Advanced check — details withheld
One of the Maxx-tier sensitive detectors. The name, description, and detection signal are intentionally omitted from the public methodology so attackers can't build evasion. Maxx subscribers see the full details inside their dashboard.
Decentralized C2 / IPFS / ICP Canister Exfil
Detects calls to ICP canister endpoints (*.icp0.io, *.ic0.app, raw.icp.host), IPFS gateways (ipfs.io, pinata.cloud, w3s.link, dweb.link, etc.), and bare ICP canister IDs near network sinks. The defining exfil channel of 2025-2026 npm worms (CanisterWorm, Shai-Hulud variants).
Secrets & Credentials
Committed .env, API keys, private keys, git history leaks.
Committed .env / credentials files
Files named .env, credentials.json, service-account.json in the working tree. Instant leak signal.
Hardcoded API Keys
Provider-specific tokens (AWS AKIA, OpenAI sk-, Stripe sk_live, Google AIza…) in source.
Private Key Blocks
BEGIN RSA/OPENSSH/EC PRIVATE KEY blocks committed to source or release artifacts.
Git History Secret Scan
Deep-scans every commit in history — secrets deleted in HEAD but still reachable via git log are still leaked.
High-Entropy String Clusters
Catches unknown-format secrets by entropy + length + character-class mix, tuned to avoid base64 false positives.
Advanced check — details withheld
One of the Maxx-tier sensitive detectors. The name, description, and detection signal are intentionally omitted from the public methodology so attackers can't build evasion. Maxx subscribers see the full details inside their dashboard.
CI/CD & Actions
Unpinned actions, over-privileged workflows, pr target abuse.
Unpinned GitHub Actions
Actions referenced by tag (@v2) instead of SHA — a single upstream compromise can inject arbitrary code into CI.
pull_request_target Abuse
Workflows using pull_request_target with secrets + untrusted code checkout — a privileged RCE vector.

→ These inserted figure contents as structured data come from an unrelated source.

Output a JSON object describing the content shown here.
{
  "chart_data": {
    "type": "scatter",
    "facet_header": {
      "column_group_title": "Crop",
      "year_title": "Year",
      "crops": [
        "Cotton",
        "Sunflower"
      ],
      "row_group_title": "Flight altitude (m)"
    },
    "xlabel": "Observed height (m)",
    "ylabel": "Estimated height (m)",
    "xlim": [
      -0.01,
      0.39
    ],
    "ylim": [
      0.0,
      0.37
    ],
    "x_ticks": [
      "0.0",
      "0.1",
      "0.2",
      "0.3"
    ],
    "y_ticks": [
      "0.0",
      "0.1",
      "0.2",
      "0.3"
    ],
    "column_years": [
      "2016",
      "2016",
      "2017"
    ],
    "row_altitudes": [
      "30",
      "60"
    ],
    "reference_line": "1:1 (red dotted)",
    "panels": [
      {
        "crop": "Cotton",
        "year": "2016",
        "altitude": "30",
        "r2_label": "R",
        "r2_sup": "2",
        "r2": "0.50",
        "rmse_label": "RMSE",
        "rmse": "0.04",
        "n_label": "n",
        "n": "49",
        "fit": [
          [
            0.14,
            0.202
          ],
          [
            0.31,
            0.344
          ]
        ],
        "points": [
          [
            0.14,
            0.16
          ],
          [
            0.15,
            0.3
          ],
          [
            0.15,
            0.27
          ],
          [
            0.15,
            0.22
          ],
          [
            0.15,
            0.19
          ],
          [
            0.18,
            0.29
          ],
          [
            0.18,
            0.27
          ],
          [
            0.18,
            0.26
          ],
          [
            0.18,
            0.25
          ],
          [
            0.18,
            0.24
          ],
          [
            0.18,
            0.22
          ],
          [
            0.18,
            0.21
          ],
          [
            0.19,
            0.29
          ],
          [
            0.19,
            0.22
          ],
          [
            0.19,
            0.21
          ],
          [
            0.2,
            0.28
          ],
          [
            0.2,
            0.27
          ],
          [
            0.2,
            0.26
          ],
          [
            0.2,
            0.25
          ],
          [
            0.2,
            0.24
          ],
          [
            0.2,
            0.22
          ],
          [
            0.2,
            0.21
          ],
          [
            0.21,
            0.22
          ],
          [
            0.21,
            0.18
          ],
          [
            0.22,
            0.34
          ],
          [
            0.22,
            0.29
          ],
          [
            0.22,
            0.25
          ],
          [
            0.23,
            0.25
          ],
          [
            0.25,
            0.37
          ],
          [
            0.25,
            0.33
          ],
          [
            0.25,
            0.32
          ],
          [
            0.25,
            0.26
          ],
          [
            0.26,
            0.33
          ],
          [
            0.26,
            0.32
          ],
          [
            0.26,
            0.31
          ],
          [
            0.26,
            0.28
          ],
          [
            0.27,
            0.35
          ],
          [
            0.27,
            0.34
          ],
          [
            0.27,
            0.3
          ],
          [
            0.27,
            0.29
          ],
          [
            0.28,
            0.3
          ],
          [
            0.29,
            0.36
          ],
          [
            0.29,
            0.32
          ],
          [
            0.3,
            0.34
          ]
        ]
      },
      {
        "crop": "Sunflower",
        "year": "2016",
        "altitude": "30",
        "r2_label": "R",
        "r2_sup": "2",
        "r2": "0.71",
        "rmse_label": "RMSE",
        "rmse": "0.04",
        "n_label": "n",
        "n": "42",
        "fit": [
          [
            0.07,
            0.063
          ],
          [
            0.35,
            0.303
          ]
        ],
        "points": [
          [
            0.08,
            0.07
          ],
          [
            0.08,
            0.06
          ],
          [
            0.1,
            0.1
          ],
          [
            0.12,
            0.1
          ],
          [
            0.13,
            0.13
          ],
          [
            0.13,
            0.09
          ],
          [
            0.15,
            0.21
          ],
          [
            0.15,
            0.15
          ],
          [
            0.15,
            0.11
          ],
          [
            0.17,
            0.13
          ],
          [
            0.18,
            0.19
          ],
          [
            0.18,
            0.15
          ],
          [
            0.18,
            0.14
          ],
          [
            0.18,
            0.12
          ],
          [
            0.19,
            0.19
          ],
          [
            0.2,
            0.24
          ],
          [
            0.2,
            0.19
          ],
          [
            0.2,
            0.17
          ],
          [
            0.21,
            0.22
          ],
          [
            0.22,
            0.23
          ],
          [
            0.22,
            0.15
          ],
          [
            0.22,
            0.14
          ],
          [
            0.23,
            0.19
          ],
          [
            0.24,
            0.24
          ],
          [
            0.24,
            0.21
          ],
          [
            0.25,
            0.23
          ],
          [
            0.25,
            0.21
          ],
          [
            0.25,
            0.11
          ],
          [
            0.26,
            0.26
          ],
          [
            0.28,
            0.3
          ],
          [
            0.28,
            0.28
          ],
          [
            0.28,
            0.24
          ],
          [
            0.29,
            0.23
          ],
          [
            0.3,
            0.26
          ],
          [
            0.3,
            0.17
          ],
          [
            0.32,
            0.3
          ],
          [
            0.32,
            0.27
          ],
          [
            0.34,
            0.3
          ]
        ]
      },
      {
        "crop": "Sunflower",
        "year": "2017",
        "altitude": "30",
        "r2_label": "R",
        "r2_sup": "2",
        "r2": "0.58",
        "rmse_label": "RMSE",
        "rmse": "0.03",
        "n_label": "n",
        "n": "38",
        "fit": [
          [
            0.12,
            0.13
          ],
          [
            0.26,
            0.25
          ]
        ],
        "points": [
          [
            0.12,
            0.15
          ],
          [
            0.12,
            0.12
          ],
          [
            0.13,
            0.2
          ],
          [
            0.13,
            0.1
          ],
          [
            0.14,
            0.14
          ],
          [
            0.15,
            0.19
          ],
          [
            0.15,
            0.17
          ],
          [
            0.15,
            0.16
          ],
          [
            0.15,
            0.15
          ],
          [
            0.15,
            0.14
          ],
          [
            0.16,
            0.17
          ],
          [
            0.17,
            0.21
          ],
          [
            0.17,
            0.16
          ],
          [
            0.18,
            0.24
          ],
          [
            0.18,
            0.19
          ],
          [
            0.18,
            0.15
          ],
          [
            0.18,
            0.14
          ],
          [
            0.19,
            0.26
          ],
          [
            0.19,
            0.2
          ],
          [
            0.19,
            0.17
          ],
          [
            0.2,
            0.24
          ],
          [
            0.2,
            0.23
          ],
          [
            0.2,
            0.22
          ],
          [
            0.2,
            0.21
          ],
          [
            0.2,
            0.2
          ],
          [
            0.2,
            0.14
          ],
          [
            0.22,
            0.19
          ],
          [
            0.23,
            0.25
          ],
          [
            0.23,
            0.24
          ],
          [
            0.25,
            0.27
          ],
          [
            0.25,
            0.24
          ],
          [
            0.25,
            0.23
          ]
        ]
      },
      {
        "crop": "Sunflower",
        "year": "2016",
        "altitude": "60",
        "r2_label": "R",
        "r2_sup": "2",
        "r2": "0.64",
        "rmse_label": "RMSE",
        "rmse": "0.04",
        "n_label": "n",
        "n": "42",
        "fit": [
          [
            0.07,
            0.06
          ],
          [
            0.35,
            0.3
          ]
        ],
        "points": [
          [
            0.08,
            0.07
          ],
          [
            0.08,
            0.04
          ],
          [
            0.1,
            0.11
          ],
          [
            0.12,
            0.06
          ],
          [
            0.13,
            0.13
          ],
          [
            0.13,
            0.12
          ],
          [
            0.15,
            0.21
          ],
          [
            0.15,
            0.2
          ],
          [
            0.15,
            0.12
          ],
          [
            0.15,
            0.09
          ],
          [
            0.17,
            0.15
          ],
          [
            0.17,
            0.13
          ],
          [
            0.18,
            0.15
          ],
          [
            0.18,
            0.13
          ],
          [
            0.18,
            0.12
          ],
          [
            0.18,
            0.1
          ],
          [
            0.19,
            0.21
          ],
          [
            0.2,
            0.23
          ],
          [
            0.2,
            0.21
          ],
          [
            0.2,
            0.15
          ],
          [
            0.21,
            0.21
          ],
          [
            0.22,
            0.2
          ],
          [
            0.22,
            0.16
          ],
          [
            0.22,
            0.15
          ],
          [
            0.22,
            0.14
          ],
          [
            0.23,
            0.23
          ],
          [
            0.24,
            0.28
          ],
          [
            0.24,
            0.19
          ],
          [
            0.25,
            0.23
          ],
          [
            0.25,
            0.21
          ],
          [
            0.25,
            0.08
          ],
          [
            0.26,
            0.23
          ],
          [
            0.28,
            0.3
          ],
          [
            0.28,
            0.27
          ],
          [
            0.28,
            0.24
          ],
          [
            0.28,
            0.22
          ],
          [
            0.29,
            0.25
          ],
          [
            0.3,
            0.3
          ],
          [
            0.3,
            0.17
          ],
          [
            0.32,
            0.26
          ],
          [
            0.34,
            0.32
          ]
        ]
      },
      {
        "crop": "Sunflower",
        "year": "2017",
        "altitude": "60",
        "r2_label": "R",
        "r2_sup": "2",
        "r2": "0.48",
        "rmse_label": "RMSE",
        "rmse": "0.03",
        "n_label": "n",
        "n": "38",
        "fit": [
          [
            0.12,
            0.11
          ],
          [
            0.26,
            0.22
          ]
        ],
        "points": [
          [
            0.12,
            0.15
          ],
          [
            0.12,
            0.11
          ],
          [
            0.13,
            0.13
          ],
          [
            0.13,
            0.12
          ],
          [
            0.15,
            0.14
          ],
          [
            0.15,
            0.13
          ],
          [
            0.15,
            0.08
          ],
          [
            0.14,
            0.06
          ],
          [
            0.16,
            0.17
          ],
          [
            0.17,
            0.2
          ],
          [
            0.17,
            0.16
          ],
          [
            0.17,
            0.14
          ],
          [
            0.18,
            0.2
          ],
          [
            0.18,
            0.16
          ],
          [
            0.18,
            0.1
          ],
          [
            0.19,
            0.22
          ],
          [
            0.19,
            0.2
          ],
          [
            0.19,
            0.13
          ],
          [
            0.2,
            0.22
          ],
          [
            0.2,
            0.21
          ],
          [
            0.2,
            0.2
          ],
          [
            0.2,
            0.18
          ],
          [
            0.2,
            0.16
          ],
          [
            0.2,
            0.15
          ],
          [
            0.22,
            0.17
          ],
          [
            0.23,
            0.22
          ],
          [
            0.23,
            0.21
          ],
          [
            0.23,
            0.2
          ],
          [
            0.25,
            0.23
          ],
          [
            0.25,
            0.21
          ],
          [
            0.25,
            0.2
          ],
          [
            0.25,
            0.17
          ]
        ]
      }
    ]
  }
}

Over-Privileged Workflow Tokens
permissions: write-all or unscoped GITHUB_TOKEN — amplifies blast radius of any CI compromise.
Release Publishing Chain
Who can push to npm/PyPI/crates? Are secrets scoped? This check maps the full publish trust chain.

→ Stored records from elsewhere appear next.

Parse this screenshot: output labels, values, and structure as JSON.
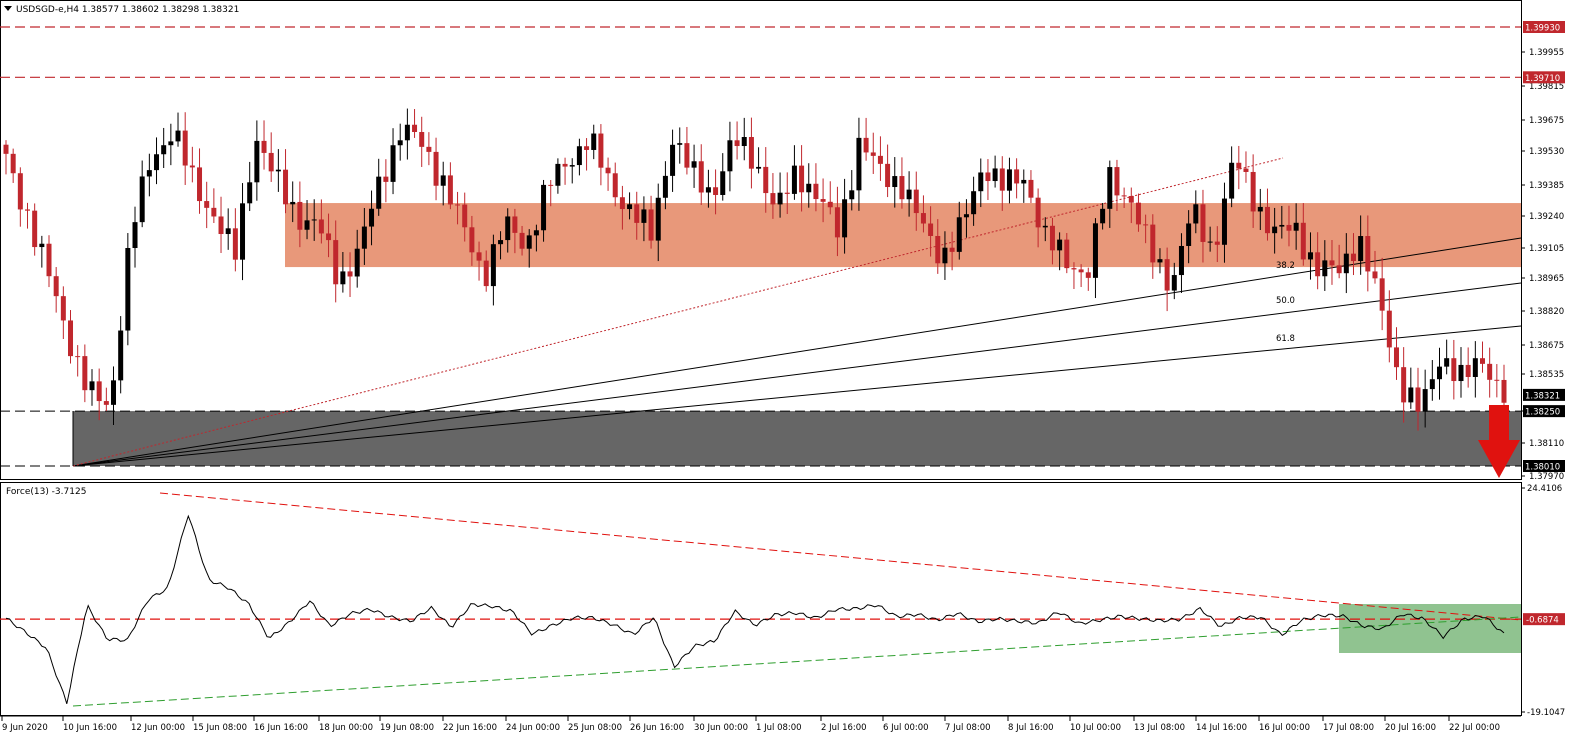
{
  "main_chart": {
    "header": "USDSGD-e,H4  1.38577 1.38602 1.38298 1.38321",
    "y_ticks": [
      "1.39955",
      "1.39815",
      "1.39675",
      "1.39530",
      "1.39385",
      "1.39240",
      "1.39105",
      "1.38965",
      "1.38820",
      "1.38675",
      "1.38535",
      "1.38395",
      "1.38110",
      "1.37970"
    ],
    "price_tags": [
      {
        "label": "1.39930",
        "value": 1.3993,
        "bg": "#c0272d"
      },
      {
        "label": "1.39710",
        "value": 1.3971,
        "bg": "#c0272d"
      },
      {
        "label": "1.38321",
        "value": 1.38321,
        "bg": "#000000"
      },
      {
        "label": "1.38250",
        "value": 1.3825,
        "bg": "#000000"
      },
      {
        "label": "1.38010",
        "value": 1.3801,
        "bg": "#000000"
      }
    ],
    "fib_labels": [
      "38.2",
      "50.0",
      "61.8"
    ],
    "zones": {
      "resistance": {
        "from": 1.3888,
        "to": 1.3916,
        "color": "#e8987a"
      },
      "support": {
        "from": 1.3801,
        "to": 1.3825,
        "color": "#666666"
      }
    },
    "colors": {
      "bull": "#000000",
      "bear": "#c0272d",
      "arrow": "#e0120f"
    }
  },
  "force_indicator": {
    "header": "Force(13) -3.7125",
    "y_ticks": [
      "24.4106",
      "-19.1047"
    ],
    "level_tag": {
      "label": "-0.6874",
      "value": -0.6874,
      "bg": "#c0272d"
    },
    "colors": {
      "line": "#000000",
      "res": "#e0120f",
      "sup": "#2f9e2f",
      "box": "#7cb87c"
    }
  },
  "x_axis": {
    "labels": [
      "9 Jun 2020",
      "10 Jun 16:00",
      "12 Jun 00:00",
      "15 Jun 08:00",
      "16 Jun 16:00",
      "18 Jun 00:00",
      "19 Jun 08:00",
      "22 Jun 16:00",
      "24 Jun 00:00",
      "25 Jun 08:00",
      "26 Jun 16:00",
      "30 Jun 00:00",
      "1 Jul 08:00",
      "2 Jul 16:00",
      "6 Jul 00:00",
      "7 Jul 08:00",
      "8 Jul 16:00",
      "10 Jul 00:00",
      "13 Jul 08:00",
      "14 Jul 16:00",
      "16 Jul 00:00",
      "17 Jul 08:00",
      "20 Jul 16:00",
      "22 Jul 00:00"
    ]
  },
  "chart_data": [
    {
      "type": "candlestick",
      "title": "USDSGD-e,H4",
      "ohlc_last": {
        "open": 1.38577,
        "high": 1.38602,
        "low": 1.38298,
        "close": 1.38321
      },
      "ylim": [
        1.3795,
        1.4003
      ],
      "x": [
        "9 Jun 2020",
        "10 Jun 16:00",
        "12 Jun 00:00",
        "15 Jun 08:00",
        "16 Jun 16:00",
        "18 Jun 00:00",
        "19 Jun 08:00",
        "22 Jun 16:00",
        "24 Jun 00:00",
        "25 Jun 08:00",
        "26 Jun 16:00",
        "30 Jun 00:00",
        "1 Jul 08:00",
        "2 Jul 16:00",
        "6 Jul 00:00",
        "7 Jul 08:00",
        "8 Jul 16:00",
        "10 Jul 00:00",
        "13 Jul 08:00",
        "14 Jul 16:00",
        "16 Jul 00:00",
        "17 Jul 08:00",
        "20 Jul 16:00",
        "22 Jul 00:00"
      ],
      "close_path": [
        1.3935,
        1.3912,
        1.3885,
        1.3858,
        1.3832,
        1.3827,
        1.3903,
        1.3936,
        1.3948,
        1.3925,
        1.3911,
        1.3892,
        1.3946,
        1.3925,
        1.3911,
        1.3906,
        1.3882,
        1.3896,
        1.3926,
        1.3949,
        1.3941,
        1.3926,
        1.3904,
        1.3885,
        1.3906,
        1.3898,
        1.3922,
        1.3935,
        1.3944,
        1.3925,
        1.3913,
        1.3902,
        1.3945,
        1.3928,
        1.3921,
        1.3943,
        1.3936,
        1.3911,
        1.3931,
        1.3918,
        1.3904,
        1.3942,
        1.393,
        1.3925,
        1.3906,
        1.3893,
        1.3906,
        1.3934,
        1.3923,
        1.3927,
        1.39,
        1.389,
        1.3886,
        1.3927,
        1.3919,
        1.3894,
        1.3881,
        1.3912,
        1.3895,
        1.3935,
        1.3917,
        1.3903,
        1.3904,
        1.3888,
        1.3885,
        1.3902,
        1.3872,
        1.3838,
        1.3824,
        1.3851,
        1.3838,
        1.3848,
        1.3832
      ],
      "levels": {
        "resistance_lines": [
          1.3993,
          1.3971
        ],
        "support_lines": [
          1.3825,
          1.3801
        ],
        "resistance_zone": [
          1.3888,
          1.3916
        ],
        "support_zone": [
          1.3801,
          1.3825
        ]
      },
      "fibonacci_fan": [
        "38.2",
        "50.0",
        "61.8"
      ]
    },
    {
      "type": "line",
      "title": "Force(13) -3.7125",
      "ylim": [
        -19.1047,
        24.4106
      ],
      "level": -0.6874,
      "values": [
        -0.5,
        -3.4,
        -6.5,
        -17.5,
        2.1,
        -4.7,
        -4.9,
        3.2,
        5.5,
        20.4,
        7.2,
        5.6,
        2.3,
        -4.6,
        -1.3,
        3.0,
        -2.1,
        0.4,
        1.3,
        -0.3,
        -1.1,
        1.6,
        -2.3,
        2.3,
        1.9,
        0.9,
        -3.7,
        -1.9,
        -0.4,
        -0.4,
        -1.8,
        -3.8,
        -0.3,
        -10.3,
        -6.1,
        -5.1,
        0.9,
        -1.9,
        0.2,
        0.6,
        -0.5,
        1.3,
        1.4,
        2.2,
        -0.2,
        0.3,
        -0.9,
        0.5,
        -1.2,
        -0.6,
        -1.1,
        -1.5,
        0.8,
        -1.6,
        -0.9,
        -0.1,
        -0.6,
        -1.0,
        -0.7,
        1.4,
        -2.2,
        -0.3,
        -0.3,
        -3.9,
        -0.9,
        0.1,
        0.0,
        -2.0,
        -2.7,
        0.4,
        -0.6,
        -4.2,
        -0.7,
        0.0,
        -3.7
      ]
    }
  ]
}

Workflow Permission Audit Matrix
Per-workflow, per-trigger permission matrix with diffs across the last 30 commits. Maxx tier only.
Repo Surface & Trust
Age, contributor trust, takeover signals, release integrity.
Repo Age & Activity
Flags repos less than 14 days old with install scripts. New repo + executable payload = classic npm supply chain pattern.
Star/Fork Anomaly
Detects inflated metrics — sudden star bursts, fork-to-star ratio mismatch, stars from zero-activity accounts (bought stars).
Contributor Trust Score
Scores maintainers by account age, public contribution history, verified email, 2FA status. Solo new account = higher risk.
Release vs Code Mismatch
Detects when the tagged release contains code not in any branch. xz-utils style attack where the published tarball differs from git source.

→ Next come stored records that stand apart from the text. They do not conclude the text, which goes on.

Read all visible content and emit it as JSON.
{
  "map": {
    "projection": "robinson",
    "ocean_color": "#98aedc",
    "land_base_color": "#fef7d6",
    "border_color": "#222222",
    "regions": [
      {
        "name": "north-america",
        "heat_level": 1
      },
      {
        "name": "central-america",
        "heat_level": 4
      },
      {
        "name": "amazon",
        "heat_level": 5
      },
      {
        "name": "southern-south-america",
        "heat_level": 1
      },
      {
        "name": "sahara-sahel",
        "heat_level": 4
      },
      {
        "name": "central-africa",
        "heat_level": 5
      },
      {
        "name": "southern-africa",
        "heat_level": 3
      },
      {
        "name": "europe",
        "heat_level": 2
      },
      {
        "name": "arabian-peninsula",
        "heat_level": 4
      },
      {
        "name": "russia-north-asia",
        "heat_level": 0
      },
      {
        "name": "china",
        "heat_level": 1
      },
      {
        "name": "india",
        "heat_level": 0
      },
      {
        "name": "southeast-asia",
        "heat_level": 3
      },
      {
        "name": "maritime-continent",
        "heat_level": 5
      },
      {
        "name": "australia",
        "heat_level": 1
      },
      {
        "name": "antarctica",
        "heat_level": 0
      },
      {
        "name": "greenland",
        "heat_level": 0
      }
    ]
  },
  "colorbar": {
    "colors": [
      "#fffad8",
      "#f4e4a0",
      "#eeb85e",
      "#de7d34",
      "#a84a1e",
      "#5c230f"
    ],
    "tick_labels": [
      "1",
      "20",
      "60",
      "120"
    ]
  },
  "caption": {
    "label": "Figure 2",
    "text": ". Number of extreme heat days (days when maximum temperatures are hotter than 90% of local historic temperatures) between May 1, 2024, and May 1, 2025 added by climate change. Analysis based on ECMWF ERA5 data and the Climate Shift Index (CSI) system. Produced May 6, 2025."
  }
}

Account Takeover Indicators
Detects force-push to default branch, email change in commit author, or new committer with admin rights in last 72h.
Recently Transferred Repo
Repo transferred to a new owner within 30 days. Common in typosquat / trust-transfer attacks.
Dependency Confusion Window
Public package name collides with an internal private org namespace — opens the door to dependency-confusion attacks.